C’est une fois à 300 mètres de hauteur qu’on prend conscience de ce que la nacelle est si petite. Certains passagers préfèrent ne pas rester au bord, comme si l’immobilité renforçait le vertige… On se rend compte qu’on n’est pas grand chose quand on découvre l’ombre du ballon devenir minuscule, comme un point d’interrogation posé sur le paysage.
Le vrai charme des déplacements en montgolfière c’est évidemment de partir nombreux, nous n’étions que trois ballons à sortir ce jour-là et la “compétition” a été limitée, faute de vent, à une promenade très bucolique. Finalement, n’est-on pas complètement otage des caprices du vent ?
Catherine : « Le rapport à l’air est très différent de tout ce que j’ai pu expérimenter dans d’autres formes de vol. Ce qui me frappe surtout, c’est l’impression d’être “en l’air” sans vraie protection. Tout à coup, on réalise que le bord de la nacelle n’est pas très haut, que l’on pourrait tomber, que la terre est bien loin. On se demande si le fond est solide, et si, et si ? Mais plus forte que cela est la joie de regarder la terre, car nous ne nous éloignons pas de notre terre sans nous retourner pour l’admirer, la découvrir sous un nouvel angle, vérifier sa beauté et prendre conscience de sa fragilité, sans réaliser que nous n’avons pas d’autre port d’attache. D’un ballon, nous avons le temps de regarder, de voir la nature et ceux qui s’en occupent, d’entendre les aboiements et de sentir son odeur en nous approchant. Fascinant. »

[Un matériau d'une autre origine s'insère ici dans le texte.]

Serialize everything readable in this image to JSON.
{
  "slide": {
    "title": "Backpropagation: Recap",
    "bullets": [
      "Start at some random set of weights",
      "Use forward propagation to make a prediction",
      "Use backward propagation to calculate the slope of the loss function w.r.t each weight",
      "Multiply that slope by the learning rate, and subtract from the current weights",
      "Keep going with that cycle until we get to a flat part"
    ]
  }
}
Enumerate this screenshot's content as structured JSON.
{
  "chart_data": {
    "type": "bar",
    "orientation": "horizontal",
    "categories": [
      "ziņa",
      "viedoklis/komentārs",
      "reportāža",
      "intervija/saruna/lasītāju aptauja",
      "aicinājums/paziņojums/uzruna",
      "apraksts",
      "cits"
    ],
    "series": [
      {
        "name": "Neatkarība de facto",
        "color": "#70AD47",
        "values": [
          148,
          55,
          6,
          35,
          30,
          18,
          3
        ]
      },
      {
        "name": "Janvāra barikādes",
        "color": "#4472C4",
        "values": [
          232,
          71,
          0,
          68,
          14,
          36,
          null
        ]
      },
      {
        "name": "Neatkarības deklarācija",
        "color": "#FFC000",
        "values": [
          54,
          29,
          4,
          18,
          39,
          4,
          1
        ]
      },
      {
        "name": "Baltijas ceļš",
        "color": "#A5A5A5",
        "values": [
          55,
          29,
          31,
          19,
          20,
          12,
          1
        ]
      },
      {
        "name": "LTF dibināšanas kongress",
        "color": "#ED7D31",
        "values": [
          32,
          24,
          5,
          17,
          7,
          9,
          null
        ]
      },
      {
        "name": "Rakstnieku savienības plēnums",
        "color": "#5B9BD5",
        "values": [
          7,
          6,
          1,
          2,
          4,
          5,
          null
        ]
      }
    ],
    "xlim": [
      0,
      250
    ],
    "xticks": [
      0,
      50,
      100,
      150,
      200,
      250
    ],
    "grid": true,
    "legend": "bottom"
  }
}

Autant le décollage se fait sur un terrain choisi et aménagé, idéalement une piste d’aérodrome, autant l’atterrissage est purement aléatoire car il dépend des caprices du vent et de l’habileté du pilote. La camionnette de soutien essaie de suivre au plus près, car il faudra ensuite soulever et charger tout le matériel…
Pour la descente, l’altimètre est la taille de l’ombre du ballon sur le sol, qui grossit progressivement et donne l’indication de la direction du vent, précieuse pour que le pilote puisse évaluer le point d’impact et éviter les derniers obstacles, lignes électriques, clôtures et dispositifs d’irrigation…
Fin de l’aventure : le ballon est posé, ce qui demande aussi une certaine dextérité car on peut être traîné sur le sol plusieurs dizaines de mètres avec la nacelle couchée, le maximum de l’inconfort pour l’équipage qui doit surtout ne pas sauter dehors trop tôt, au risque de voir le ballon s’envoler à nouveau… Le contact avec le sol peut être brutal, il est cependant rassurant… Il faudra une nouvelle demi-heure pour vider l’air de l’enveloppe, la replier, tout charger sur la camionnette, sentir à nouveau le poids de ce “plus léger que l’air”. Mais avec du ciel plein les yeux… Que garde-t-on de ce vol en montgolfière ?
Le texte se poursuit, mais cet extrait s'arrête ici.